Weiterhin ist die Detonisierung des M. trapezius pars descendens und M. levator
scapulae sinnvoll, um die Mobilität der Halswirbelsäule zu gewährleisten und die
Schmerzlinderung zu initiieren. Hier bieten sich die PIR-Technik
(postisometrische Relaxation) oder TP-Behandlungen (Triggerpunkt) an ([Abb. 1]). Die Mobilisation des
scapulothorakalen Gleitlagers ist ebenfalls essentiell, da sich hier vor allem
Adhäsionen bilden. Dafür wird die behandelte Person in Seitenlage gebracht. Die
eine Hand der behandelnden Person umgreift die Scapula von cranial und die
andere von caudal. Somit wird die komplette Scapula umfasst und sie kann in die
bekannten Bewegungsrichtungen (craniales und caudales Gleiten, Medio- und
Laterorotation) bewegt werden.
Abb. 1 Postisometrische Relaxation des M. trapezius pars
descendens.
Zur zentralen Schmerz- und Tonuslinderung können vegetative Techniken (z. B.

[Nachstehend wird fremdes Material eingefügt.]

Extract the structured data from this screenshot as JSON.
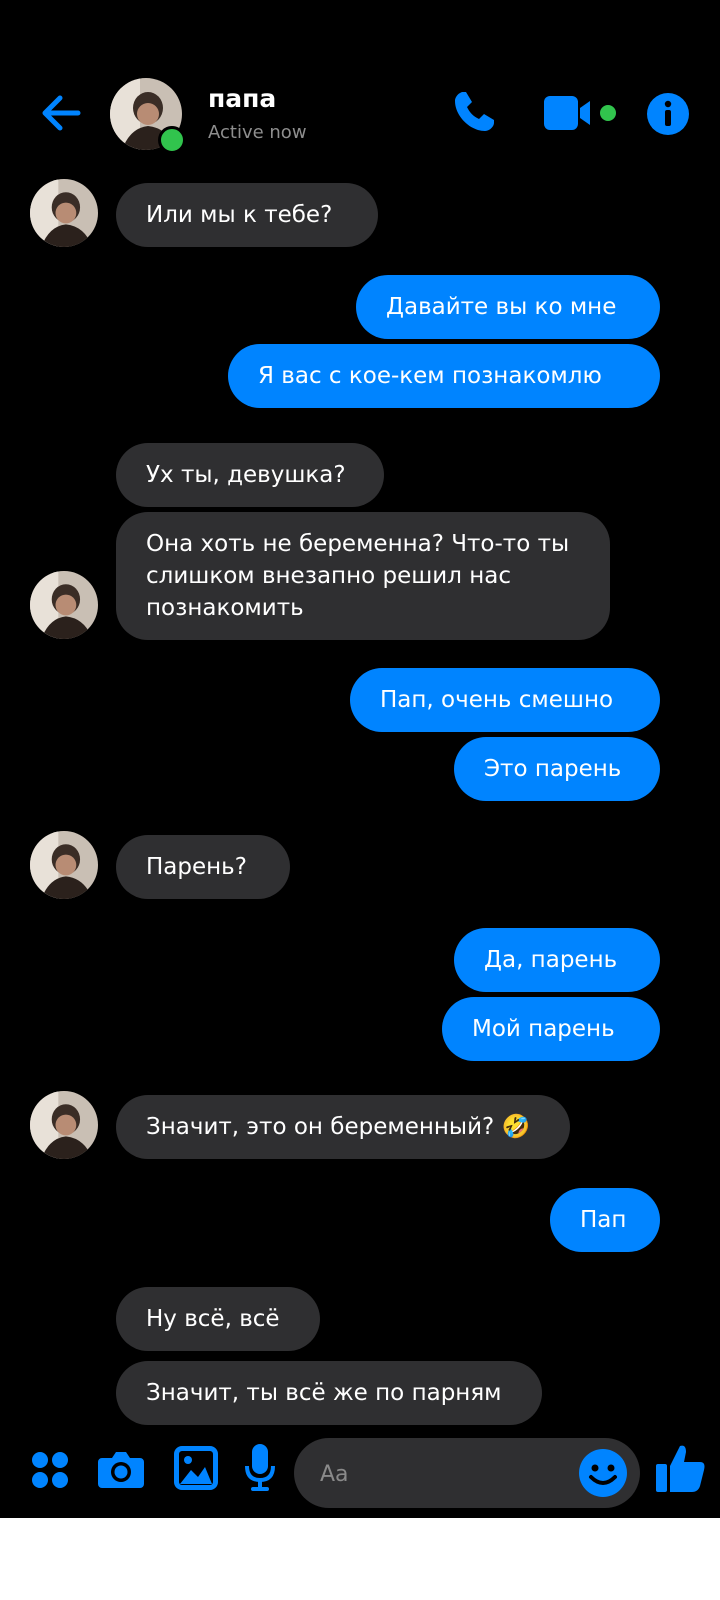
{
  "header": {
    "contact_name": "папа",
    "status": "Active now"
  },
  "messages": [
    {
      "id": "m1",
      "direction": "incoming",
      "text": "Или мы к тебе?"
    },
    {
      "id": "m2",
      "direction": "outgoing",
      "text": "Давайте вы ко мне"
    },
    {
      "id": "m3",
      "direction": "outgoing",
      "text": "Я вас с кое-кем  познакомлю"
    },
    {
      "id": "m4",
      "direction": "incoming",
      "text": "Ух ты, девушка?"
    },
    {
      "id": "m5",
      "direction": "incoming",
      "text": "Она хоть не беременна? Что-то ты слишком внезапно решил нас познакомить"
    },
    {
      "id": "m6",
      "direction": "outgoing",
      "text": "Пап, очень смешно"
    },
    {
      "id": "m7",
      "direction": "outgoing",
      "text": "Это парень"
    },
    {
      "id": "m8",
      "direction": "incoming",
      "text": "Парень?"
    },
    {
      "id": "m9",
      "direction": "outgoing",
      "text": "Да, парень"
    },
    {
      "id": "m10",
      "direction": "outgoing",
      "text": "Мой парень"
    },
    {
      "id": "m11",
      "direction": "incoming",
      "text": "Значит, это он беременный? 🤣"
    },
    {
      "id": "m12",
      "direction": "outgoing",
      "text": "Пап"
    },
    {
      "id": "m13",
      "direction": "incoming",
      "text": "Ну всё, всё"
    },
    {
      "id": "m14",
      "direction": "incoming",
      "text": "Значит, ты всё же по парням"
    }
  ],
  "composer": {
    "placeholder": "Aa"
  },
  "icons": {
    "back": "arrow-left-icon",
    "call": "phone-icon",
    "video": "video-camera-icon",
    "info": "info-icon",
    "apps": "four-dots-icon",
    "camera": "camera-icon",
    "gallery": "image-icon",
    "mic": "microphone-icon",
    "emoji": "smiley-icon",
    "like": "thumbs-up-icon"
  },
  "colors": {
    "accent": "#0084ff",
    "incoming_bubble": "#2f2f31",
    "background": "#000000",
    "online": "#31c44d"
  }
}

heiße Rolle, Bindegewebsmassage, Nadelreizmatte, Schröpfgläser) im Bereich der
Brustwirbelsäule (Th1–Th10) angewendet werden. Weiter ist zu berücksichtigen,
dass für eine perspektivisch endgradige Schulterbewegung eine mobile
Brustwirbelsäule die Grundvoraussetzung ist.
Ab 2. Woche bis 6. Woche postoperativ
Ab diesem Zeitpunkt können laut Nachbehandlungsschema ([Tab. 1]) passive Mobilisationen in Abduktion
und Anteversion stattfinden, optimal aus der Rückenlage. Die Weichteile, z. B.

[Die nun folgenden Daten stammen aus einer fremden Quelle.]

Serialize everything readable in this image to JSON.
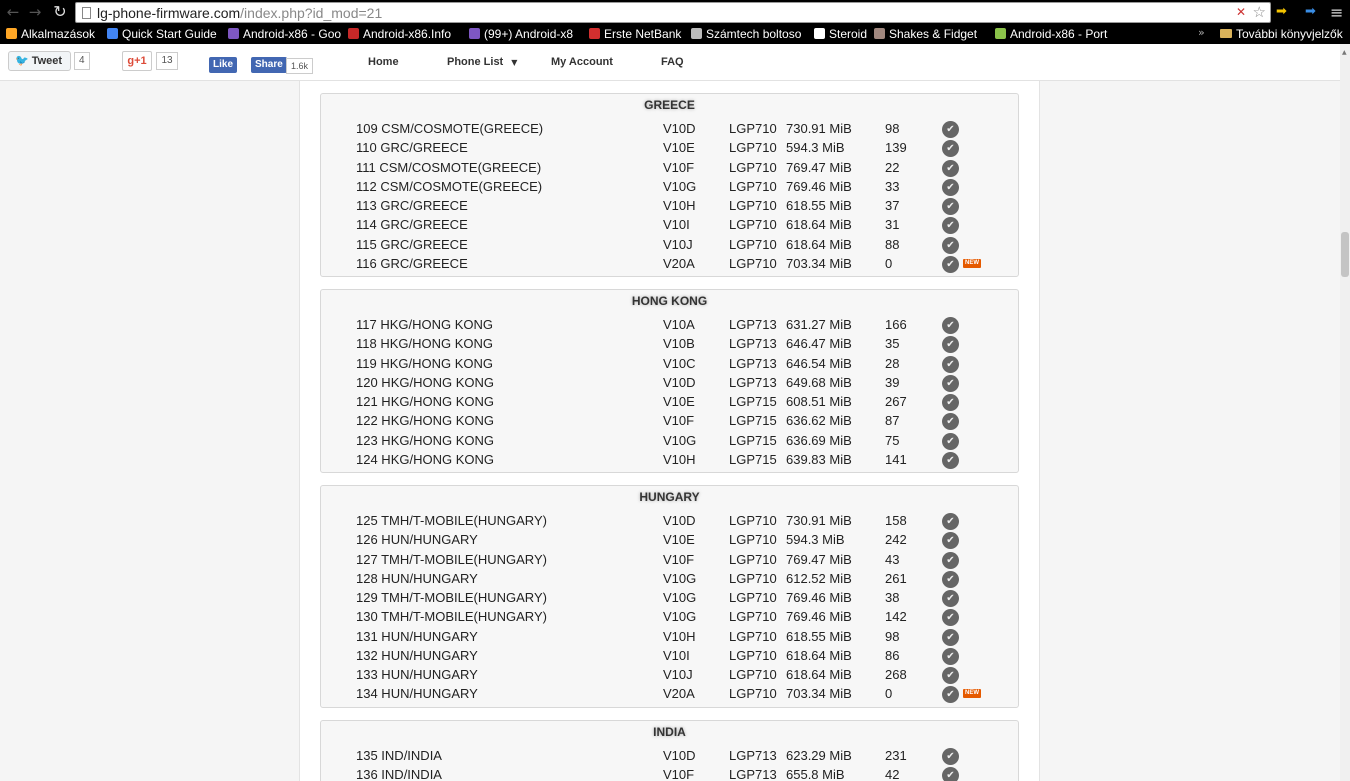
{
  "browser": {
    "url_host": "lg-phone-firmware.com",
    "url_path": "/index.php?id_mod=21",
    "bookmarks": [
      {
        "label": "Alkalmazások",
        "color": "#ffa726",
        "icon": "apps-grid-icon"
      },
      {
        "label": "Quick Start Guide",
        "color": "#4285f4",
        "icon": "google-icon"
      },
      {
        "label": "Android-x86 - Goo",
        "color": "#7e57c2",
        "icon": "forum-icon"
      },
      {
        "label": "Android-x86.Info",
        "color": "#c62828",
        "icon": "site-icon"
      },
      {
        "label": "(99+) Android-x8",
        "color": "#7e57c2",
        "icon": "forum-icon"
      },
      {
        "label": "Erste NetBank",
        "color": "#d32f2f",
        "icon": "bank-icon"
      },
      {
        "label": "Számtech boltoso",
        "color": "#bbbbbb",
        "icon": "circle-icon"
      },
      {
        "label": "Steroid",
        "color": "#ffffff",
        "icon": "page-icon"
      },
      {
        "label": "Shakes & Fidget",
        "color": "#a1887f",
        "icon": "game-icon"
      },
      {
        "label": "Android-x86 - Port",
        "color": "#8bc34a",
        "icon": "android-icon"
      }
    ],
    "more_bookmarks": "»",
    "other_bookmarks": "További könyvjelzők"
  },
  "header": {
    "tweet_label": "Tweet",
    "tweet_count": "4",
    "gplus_label": "g+1",
    "gplus_count": "13",
    "fb_like": "Like",
    "fb_share": "Share",
    "fb_count": "1.6k",
    "nav": {
      "home": "Home",
      "phone_list": "Phone List",
      "account": "My Account",
      "faq": "FAQ"
    }
  },
  "regions": [
    {
      "name": "GREECE",
      "rows": [
        {
          "name": "109 CSM/COSMOTE(GREECE)",
          "version": "V10D",
          "model": "LGP710",
          "size": "730.91 MiB",
          "downloads": "98",
          "new": false
        },
        {
          "name": "110 GRC/GREECE",
          "version": "V10E",
          "model": "LGP710",
          "size": "594.3 MiB",
          "downloads": "139",
          "new": false
        },
        {
          "name": "111 CSM/COSMOTE(GREECE)",
          "version": "V10F",
          "model": "LGP710",
          "size": "769.47 MiB",
          "downloads": "22",
          "new": false
        },
        {
          "name": "112 CSM/COSMOTE(GREECE)",
          "version": "V10G",
          "model": "LGP710",
          "size": "769.46 MiB",
          "downloads": "33",
          "new": false
        },
        {
          "name": "113 GRC/GREECE",
          "version": "V10H",
          "model": "LGP710",
          "size": "618.55 MiB",
          "downloads": "37",
          "new": false
        },
        {
          "name": "114 GRC/GREECE",
          "version": "V10I",
          "model": "LGP710",
          "size": "618.64 MiB",
          "downloads": "31",
          "new": false
        },
        {
          "name": "115 GRC/GREECE",
          "version": "V10J",
          "model": "LGP710",
          "size": "618.64 MiB",
          "downloads": "88",
          "new": false
        },
        {
          "name": "116 GRC/GREECE",
          "version": "V20A",
          "model": "LGP710",
          "size": "703.34 MiB",
          "downloads": "0",
          "new": true
        }
      ]
    },
    {
      "name": "HONG KONG",
      "rows": [
        {
          "name": "117 HKG/HONG KONG",
          "version": "V10A",
          "model": "LGP713",
          "size": "631.27 MiB",
          "downloads": "166",
          "new": false
        },
        {
          "name": "118 HKG/HONG KONG",
          "version": "V10B",
          "model": "LGP713",
          "size": "646.47 MiB",
          "downloads": "35",
          "new": false
        },
        {
          "name": "119 HKG/HONG KONG",
          "version": "V10C",
          "model": "LGP713",
          "size": "646.54 MiB",
          "downloads": "28",
          "new": false
        },
        {
          "name": "120 HKG/HONG KONG",
          "version": "V10D",
          "model": "LGP713",
          "size": "649.68 MiB",
          "downloads": "39",
          "new": false
        },
        {
          "name": "121 HKG/HONG KONG",
          "version": "V10E",
          "model": "LGP715",
          "size": "608.51 MiB",
          "downloads": "267",
          "new": false
        },
        {
          "name": "122 HKG/HONG KONG",
          "version": "V10F",
          "model": "LGP715",
          "size": "636.62 MiB",
          "downloads": "87",
          "new": false
        },
        {
          "name": "123 HKG/HONG KONG",
          "version": "V10G",
          "model": "LGP715",
          "size": "636.69 MiB",
          "downloads": "75",
          "new": false
        },
        {
          "name": "124 HKG/HONG KONG",
          "version": "V10H",
          "model": "LGP715",
          "size": "639.83 MiB",
          "downloads": "141",
          "new": false
        }
      ]
    },
    {
      "name": "HUNGARY",
      "rows": [
        {
          "name": "125 TMH/T-MOBILE(HUNGARY)",
          "version": "V10D",
          "model": "LGP710",
          "size": "730.91 MiB",
          "downloads": "158",
          "new": false
        },
        {
          "name": "126 HUN/HUNGARY",
          "version": "V10E",
          "model": "LGP710",
          "size": "594.3 MiB",
          "downloads": "242",
          "new": false
        },
        {
          "name": "127 TMH/T-MOBILE(HUNGARY)",
          "version": "V10F",
          "model": "LGP710",
          "size": "769.47 MiB",
          "downloads": "43",
          "new": false
        },
        {
          "name": "128 HUN/HUNGARY",
          "version": "V10G",
          "model": "LGP710",
          "size": "612.52 MiB",
          "downloads": "261",
          "new": false
        },
        {
          "name": "129 TMH/T-MOBILE(HUNGARY)",
          "version": "V10G",
          "model": "LGP710",
          "size": "769.46 MiB",
          "downloads": "38",
          "new": false
        },
        {
          "name": "130 TMH/T-MOBILE(HUNGARY)",
          "version": "V10G",
          "model": "LGP710",
          "size": "769.46 MiB",
          "downloads": "142",
          "new": false
        },
        {
          "name": "131 HUN/HUNGARY",
          "version": "V10H",
          "model": "LGP710",
          "size": "618.55 MiB",
          "downloads": "98",
          "new": false
        },
        {
          "name": "132 HUN/HUNGARY",
          "version": "V10I",
          "model": "LGP710",
          "size": "618.64 MiB",
          "downloads": "86",
          "new": false
        },
        {
          "name": "133 HUN/HUNGARY",
          "version": "V10J",
          "model": "LGP710",
          "size": "618.64 MiB",
          "downloads": "268",
          "new": false
        },
        {
          "name": "134 HUN/HUNGARY",
          "version": "V20A",
          "model": "LGP710",
          "size": "703.34 MiB",
          "downloads": "0",
          "new": true
        }
      ]
    },
    {
      "name": "INDIA",
      "rows": [
        {
          "name": "135 IND/INDIA",
          "version": "V10D",
          "model": "LGP713",
          "size": "623.29 MiB",
          "downloads": "231",
          "new": false
        },
        {
          "name": "136 IND/INDIA",
          "version": "V10F",
          "model": "LGP713",
          "size": "655.8 MiB",
          "downloads": "42",
          "new": false
        }
      ]
    }
  ],
  "new_badge": "NEW"
}
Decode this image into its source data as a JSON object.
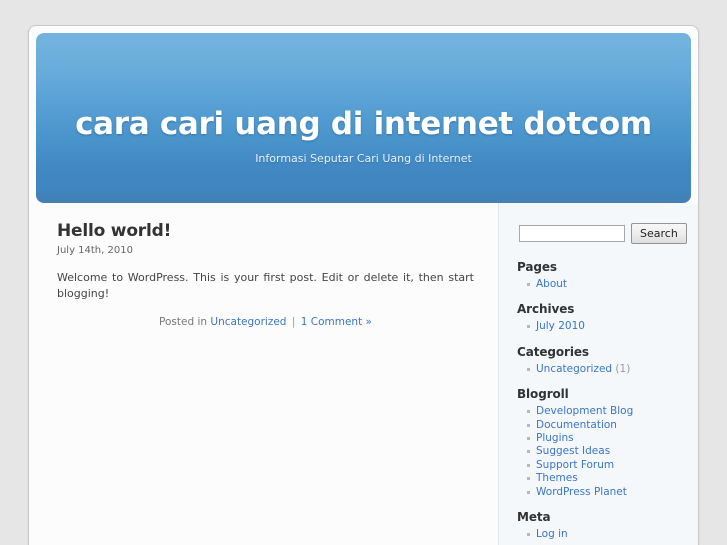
{
  "site": {
    "title": "cara cari uang di internet dotcom",
    "tagline": "Informasi Seputar Cari Uang di Internet",
    "header_gradient_top": "#74b3df",
    "header_gradient_bottom": "#437fb4",
    "page_background": "#e6e6e6",
    "link_color": "#3a75c4"
  },
  "post": {
    "title": "Hello world!",
    "date": "July 14th, 2010",
    "body": "Welcome to WordPress. This is your first post. Edit or delete it, then start blogging!",
    "meta_prefix": "Posted in",
    "category": "Uncategorized",
    "separator": "|",
    "comments": "1 Comment »"
  },
  "sidebar": {
    "search": {
      "value": "",
      "placeholder": "",
      "button_label": "Search"
    },
    "widgets": [
      {
        "title": "Pages",
        "items": [
          {
            "label": "About",
            "count": ""
          }
        ]
      },
      {
        "title": "Archives",
        "items": [
          {
            "label": "July 2010",
            "count": ""
          }
        ]
      },
      {
        "title": "Categories",
        "items": [
          {
            "label": "Uncategorized",
            "count": "(1)"
          }
        ]
      },
      {
        "title": "Blogroll",
        "items": [
          {
            "label": "Development Blog",
            "count": ""
          },
          {
            "label": "Documentation",
            "count": ""
          },
          {
            "label": "Plugins",
            "count": ""
          },
          {
            "label": "Suggest Ideas",
            "count": ""
          },
          {
            "label": "Support Forum",
            "count": ""
          },
          {
            "label": "Themes",
            "count": ""
          },
          {
            "label": "WordPress Planet",
            "count": ""
          }
        ]
      },
      {
        "title": "Meta",
        "items": [
          {
            "label": "Log in",
            "count": ""
          }
        ]
      }
    ]
  }
}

M. pectoralis major, M. latissimus dorsi und M. teres major, zeigen durch Tonus
und Bindegewebswiderstand die aktuelle motorische Barriere an. Die passiven
Mobilisationen sind stets schmerzfrei anzuwenden. Ein leichtes Ziehen der
Muskulatur ist zu tolerieren, wenn die behandelte Person dieses richtig
einschätzen kann (Compliance). Geeignete Weichteiltechniken zur Detonisierung
des M. pectoralis major sind PIR und Myofasziales Release (MFR) im Bereich des
M. subscapularis oder eine Faszientrennung des M. pectoralis minor ([Abb. 2]). Auch der Achselbereich zeichnet sich
durch Adhäsionen von Weichteilgewebe aus, die zu lösen sind ([Abb. 3]). Diese Techniken sind flexibel
einsetzbar und orientieren sich an der jeweiligen strukturellen und
konstitutionellen Voraussetzung der behandelten Person. Um den scapulohumeralen
Rhythmus zu verbessern, sollte sich die behandelte Person in Seitenlage
befinden. Dann fixiert die behandelnde Person die Scapula nach medial-caudal,
während parallel der Arm in Anteversion mobilisiert wird ([Abb. 4]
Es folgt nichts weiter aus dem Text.